In 1982, Fred and Marian Pfister Anschutz created the Anschutz Family Foundation as a result of many years of successful gas and oil, real estate and ranching ventures.
Fred B. Anschutz’s (1909-1993) career was characterized by uncanny and intuitive foresight and by a willingness to enter into ventures others considered too risky. His first business success came from striking a rich oil field in his home state of Kansas. Earnings from an oil exploration business that eventually spanned Kansas, Colorado, Utah and Wyoming were parlayed into ranches and livestock operations across the West. The family and their business headquarters moved from Wichita, Kan., to Denver in the 1960s. Fred and his wife, Marian Pfister Anschutz (1910-1986), ingrained traditional American values of hard work, community involvement and love of the land in their children and grandchildren.

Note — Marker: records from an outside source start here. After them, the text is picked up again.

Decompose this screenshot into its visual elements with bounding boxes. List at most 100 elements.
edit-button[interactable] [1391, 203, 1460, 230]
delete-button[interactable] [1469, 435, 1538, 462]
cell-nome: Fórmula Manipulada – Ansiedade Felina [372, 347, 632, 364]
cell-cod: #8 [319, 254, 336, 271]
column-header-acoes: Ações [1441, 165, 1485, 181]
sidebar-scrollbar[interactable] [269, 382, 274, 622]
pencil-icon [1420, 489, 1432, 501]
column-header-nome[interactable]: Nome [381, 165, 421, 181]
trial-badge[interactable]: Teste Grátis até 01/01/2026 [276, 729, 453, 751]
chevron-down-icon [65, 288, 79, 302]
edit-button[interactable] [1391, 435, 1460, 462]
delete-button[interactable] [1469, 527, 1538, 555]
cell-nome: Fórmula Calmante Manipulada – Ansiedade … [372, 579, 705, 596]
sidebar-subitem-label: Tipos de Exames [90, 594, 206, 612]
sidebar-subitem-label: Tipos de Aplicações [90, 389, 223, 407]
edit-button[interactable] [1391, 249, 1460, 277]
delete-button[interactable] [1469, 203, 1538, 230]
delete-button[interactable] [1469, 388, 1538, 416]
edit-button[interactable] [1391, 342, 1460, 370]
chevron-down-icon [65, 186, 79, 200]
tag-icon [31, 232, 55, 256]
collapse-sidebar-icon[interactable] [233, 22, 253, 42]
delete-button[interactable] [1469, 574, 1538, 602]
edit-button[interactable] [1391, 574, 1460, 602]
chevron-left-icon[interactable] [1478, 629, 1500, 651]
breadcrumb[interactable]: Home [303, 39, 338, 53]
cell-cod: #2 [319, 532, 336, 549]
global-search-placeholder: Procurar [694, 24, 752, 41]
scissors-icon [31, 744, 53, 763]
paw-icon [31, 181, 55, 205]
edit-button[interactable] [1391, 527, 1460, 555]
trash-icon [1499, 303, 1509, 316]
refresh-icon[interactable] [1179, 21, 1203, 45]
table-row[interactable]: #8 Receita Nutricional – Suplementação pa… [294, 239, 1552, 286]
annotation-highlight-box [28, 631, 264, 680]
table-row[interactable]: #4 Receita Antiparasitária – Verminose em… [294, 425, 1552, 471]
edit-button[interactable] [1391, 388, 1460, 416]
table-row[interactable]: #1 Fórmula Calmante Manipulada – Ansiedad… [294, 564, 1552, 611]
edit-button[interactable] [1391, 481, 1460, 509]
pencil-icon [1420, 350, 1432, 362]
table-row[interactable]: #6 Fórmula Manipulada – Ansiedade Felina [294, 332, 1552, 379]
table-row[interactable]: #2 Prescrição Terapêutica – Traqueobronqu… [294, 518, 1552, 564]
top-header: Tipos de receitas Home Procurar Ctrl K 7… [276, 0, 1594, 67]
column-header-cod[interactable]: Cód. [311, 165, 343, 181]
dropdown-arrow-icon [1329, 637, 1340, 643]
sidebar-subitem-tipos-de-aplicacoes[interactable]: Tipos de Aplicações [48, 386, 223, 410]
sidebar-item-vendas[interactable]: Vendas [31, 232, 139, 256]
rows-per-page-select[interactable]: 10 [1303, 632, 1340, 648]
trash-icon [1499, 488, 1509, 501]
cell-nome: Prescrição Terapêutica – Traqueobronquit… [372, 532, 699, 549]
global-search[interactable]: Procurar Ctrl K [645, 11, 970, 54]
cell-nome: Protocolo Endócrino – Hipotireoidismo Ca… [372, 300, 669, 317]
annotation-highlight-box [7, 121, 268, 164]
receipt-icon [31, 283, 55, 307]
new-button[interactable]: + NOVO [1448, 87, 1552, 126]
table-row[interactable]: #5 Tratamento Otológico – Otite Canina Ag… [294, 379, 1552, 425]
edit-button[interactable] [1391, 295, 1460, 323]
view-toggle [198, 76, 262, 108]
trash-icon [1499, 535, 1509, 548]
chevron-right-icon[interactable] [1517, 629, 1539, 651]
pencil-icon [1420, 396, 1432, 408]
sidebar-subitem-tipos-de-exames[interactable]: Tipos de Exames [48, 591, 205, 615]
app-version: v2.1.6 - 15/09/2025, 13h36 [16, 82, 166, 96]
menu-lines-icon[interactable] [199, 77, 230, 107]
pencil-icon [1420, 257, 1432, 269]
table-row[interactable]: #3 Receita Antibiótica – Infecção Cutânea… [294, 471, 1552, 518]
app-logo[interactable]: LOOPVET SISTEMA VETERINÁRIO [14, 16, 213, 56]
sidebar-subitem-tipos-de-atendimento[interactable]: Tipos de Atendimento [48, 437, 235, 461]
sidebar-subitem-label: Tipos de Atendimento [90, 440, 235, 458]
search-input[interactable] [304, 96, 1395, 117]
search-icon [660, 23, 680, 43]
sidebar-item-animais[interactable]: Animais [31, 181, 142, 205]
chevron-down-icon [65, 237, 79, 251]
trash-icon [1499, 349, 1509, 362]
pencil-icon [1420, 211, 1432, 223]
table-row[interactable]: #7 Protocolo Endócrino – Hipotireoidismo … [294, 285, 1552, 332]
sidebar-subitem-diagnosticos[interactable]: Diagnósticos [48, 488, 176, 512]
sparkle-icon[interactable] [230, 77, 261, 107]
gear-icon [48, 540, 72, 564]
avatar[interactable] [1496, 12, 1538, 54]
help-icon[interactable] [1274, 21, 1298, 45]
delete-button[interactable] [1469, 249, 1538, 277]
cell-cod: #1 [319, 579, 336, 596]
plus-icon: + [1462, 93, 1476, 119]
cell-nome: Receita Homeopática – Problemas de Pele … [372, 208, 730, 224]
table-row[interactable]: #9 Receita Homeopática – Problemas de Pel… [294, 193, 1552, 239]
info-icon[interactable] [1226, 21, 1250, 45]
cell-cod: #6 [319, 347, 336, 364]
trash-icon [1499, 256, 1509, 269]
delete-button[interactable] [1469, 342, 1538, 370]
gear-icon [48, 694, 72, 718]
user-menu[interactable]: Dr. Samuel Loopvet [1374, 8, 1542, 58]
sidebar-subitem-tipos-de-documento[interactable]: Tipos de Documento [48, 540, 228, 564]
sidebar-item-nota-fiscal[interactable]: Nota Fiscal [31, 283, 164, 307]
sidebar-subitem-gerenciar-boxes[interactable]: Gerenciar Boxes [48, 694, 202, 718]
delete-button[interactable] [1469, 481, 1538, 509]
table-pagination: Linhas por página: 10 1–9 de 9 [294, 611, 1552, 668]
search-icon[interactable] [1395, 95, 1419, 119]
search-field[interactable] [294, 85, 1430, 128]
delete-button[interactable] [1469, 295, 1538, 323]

Sue Anschutz-Rodgers has continued her parents’ legacy through her own business and ranching ventures and commitment to philanthropy. Over the course of the Foundation’s 36-year history, its assets have grown from the original $4.5 million endowment to $58 million through investments and additional family contributions. Sue served as the Foundation’s first president and executive director and currently serves as its chair and president. Four of the founders’ six grandchildren and two great grandchildren serve as trustees of the Foundation, while granddaughter Susan Rodgers Drumm served as program officer from 1994-2001.
As of December 2018, the Foundation had distributed 9,734 grants totaling $53,882,202 to nonprofit organizations since its inception. The Foundation’s focus on supporting organizations that meet human and community needs in Colorado has remained steady throughout its existence. In the early years, the Foundation funded fewer organizations with larger grants. Gradually, the philosophy shifted to providing smaller grants ($2,500-$10,000) to many organizations. The intent was to spread the Foundation’s resources into more areas and to encourage nonprofits to develop diversified funding streams. Although the primary activity of the Foundation is grantmaking, considerable energy has been and will continue to be directed toward efforts to build the capacity of Colorado’s nonprofit sector, to enhance grantmaking overall, and to work collaboratively with other funders.
In the early 1990s, the Foundation partnered with the Community Resource Center to orchestrate Colorado Rural Philanthropy Days (RPD) , a twice-yearly event that built on an initiative of the nonprofit community in Mesa County. Sue’s vision in launching this event, which is still going strong today, was to increase foundation support to rural areas of the state. The intent is for private and public funders, who are concentrated in the Front Range, to visit Colorado’s rural communities to gain a greater understanding of the issues and challenges faced in those communities and to facilitate introductions between metro-based funders and Colorado’s rural nonprofit leaders and local elected officials. RPD addresses two of the Foundation’s goals: to increase funding to nonprofit organizations in rural Colorado and to demystify the grantmaking process.
The Foundation plans to continue on its current path of embracing opportunities that enhance the nonprofit sector and focusing on organizations that strengthen families and communities and assist people to help themselves.